Saturday, December 01, 2007

first snow



Okay, so I made this, but so what, I guess. You know how it goes, you follow a few links, monkey around, it takes too much time, but you don't want give up because, you think, man, how hard can this be? and it takes too long, but you persevere and this is all you have to show for it, a picture mosaic. What the hell are you going to do with a picture mosaic? put it on the blog, that's one, but what else is there? can't think of two.

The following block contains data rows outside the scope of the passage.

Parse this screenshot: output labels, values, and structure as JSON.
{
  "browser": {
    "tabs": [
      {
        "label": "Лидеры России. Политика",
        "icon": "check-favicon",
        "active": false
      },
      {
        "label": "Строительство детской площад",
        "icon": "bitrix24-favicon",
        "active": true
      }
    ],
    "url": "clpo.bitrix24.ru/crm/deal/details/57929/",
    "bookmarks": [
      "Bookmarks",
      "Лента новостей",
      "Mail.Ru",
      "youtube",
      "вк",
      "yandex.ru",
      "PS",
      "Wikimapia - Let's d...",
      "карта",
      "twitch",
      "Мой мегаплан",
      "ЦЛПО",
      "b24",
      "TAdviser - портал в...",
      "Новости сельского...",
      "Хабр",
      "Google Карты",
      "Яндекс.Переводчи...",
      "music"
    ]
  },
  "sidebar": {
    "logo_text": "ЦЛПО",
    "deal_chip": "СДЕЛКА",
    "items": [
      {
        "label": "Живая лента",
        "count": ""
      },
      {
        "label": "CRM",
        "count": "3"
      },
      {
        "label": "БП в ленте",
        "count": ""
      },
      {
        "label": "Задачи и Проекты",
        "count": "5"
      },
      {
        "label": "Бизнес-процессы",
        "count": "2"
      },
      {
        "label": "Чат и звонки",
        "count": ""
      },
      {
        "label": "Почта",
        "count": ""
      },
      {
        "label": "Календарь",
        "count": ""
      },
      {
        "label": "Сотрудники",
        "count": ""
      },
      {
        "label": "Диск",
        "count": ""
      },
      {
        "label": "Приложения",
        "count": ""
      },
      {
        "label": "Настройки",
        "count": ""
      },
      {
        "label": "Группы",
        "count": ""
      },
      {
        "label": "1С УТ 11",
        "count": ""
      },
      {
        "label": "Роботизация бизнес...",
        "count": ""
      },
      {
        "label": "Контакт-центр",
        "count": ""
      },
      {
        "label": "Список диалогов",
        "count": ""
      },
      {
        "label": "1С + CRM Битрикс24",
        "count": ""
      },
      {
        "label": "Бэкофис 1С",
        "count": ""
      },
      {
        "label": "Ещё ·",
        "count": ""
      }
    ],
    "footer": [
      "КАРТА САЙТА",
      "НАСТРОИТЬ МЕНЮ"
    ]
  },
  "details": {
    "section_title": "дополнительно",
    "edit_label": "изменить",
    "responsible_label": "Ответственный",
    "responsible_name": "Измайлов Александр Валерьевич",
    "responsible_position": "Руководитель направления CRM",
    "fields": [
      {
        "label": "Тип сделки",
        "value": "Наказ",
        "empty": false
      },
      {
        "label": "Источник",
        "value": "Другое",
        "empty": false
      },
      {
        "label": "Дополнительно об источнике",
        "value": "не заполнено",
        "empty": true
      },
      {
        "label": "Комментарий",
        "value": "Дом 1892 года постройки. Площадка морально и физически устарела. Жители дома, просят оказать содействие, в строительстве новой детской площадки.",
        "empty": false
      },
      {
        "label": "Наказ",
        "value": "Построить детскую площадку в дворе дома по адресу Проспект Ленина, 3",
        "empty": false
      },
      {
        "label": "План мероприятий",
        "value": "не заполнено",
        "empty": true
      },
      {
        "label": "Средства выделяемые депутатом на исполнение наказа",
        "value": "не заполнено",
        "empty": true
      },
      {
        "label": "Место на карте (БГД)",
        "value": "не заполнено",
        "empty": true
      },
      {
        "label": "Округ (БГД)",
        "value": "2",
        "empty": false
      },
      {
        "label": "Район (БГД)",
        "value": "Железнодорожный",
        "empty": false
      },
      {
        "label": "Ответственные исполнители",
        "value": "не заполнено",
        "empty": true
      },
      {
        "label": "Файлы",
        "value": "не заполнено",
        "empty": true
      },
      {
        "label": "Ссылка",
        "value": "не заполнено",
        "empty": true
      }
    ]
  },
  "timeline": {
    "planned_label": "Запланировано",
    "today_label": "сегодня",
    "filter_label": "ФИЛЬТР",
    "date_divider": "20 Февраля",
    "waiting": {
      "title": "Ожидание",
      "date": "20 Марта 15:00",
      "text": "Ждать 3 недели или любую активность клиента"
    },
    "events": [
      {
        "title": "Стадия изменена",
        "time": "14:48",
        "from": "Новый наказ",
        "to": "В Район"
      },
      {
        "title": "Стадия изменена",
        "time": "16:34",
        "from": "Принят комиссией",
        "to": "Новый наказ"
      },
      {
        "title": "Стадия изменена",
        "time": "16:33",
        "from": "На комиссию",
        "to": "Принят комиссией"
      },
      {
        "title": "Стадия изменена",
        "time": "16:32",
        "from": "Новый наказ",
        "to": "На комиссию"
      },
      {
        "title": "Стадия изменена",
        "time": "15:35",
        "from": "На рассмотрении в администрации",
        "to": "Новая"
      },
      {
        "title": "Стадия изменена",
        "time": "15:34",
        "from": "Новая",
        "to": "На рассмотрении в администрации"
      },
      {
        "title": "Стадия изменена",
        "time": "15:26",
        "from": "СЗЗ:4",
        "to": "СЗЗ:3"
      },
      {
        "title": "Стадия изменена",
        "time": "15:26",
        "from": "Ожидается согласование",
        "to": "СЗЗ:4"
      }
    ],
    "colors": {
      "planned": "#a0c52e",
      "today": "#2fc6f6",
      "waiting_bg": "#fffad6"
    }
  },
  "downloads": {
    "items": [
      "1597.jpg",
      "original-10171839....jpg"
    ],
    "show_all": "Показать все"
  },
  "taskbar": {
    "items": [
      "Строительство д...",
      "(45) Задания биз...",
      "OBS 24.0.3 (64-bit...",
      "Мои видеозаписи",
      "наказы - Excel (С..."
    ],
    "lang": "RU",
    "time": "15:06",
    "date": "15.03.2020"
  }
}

But what a great day. It's been forever since we had real snow and a day warm enough to be out to play in it. The bitch about Utah snow is that it's too dry for good snow people construction. Greatest Snow on Earth, who says. Well, I guess the ski industry says, and over a million license plates say, but four little girls who couldn't get the snow to stick together to make a presentable snow man say, meh.

But so you don't have to squint, here are some full size photos of our snow day and my driveway, because that's what's really important, a clean, snow free driveway surface. Just wanted you all to appreciate the craftsmanship.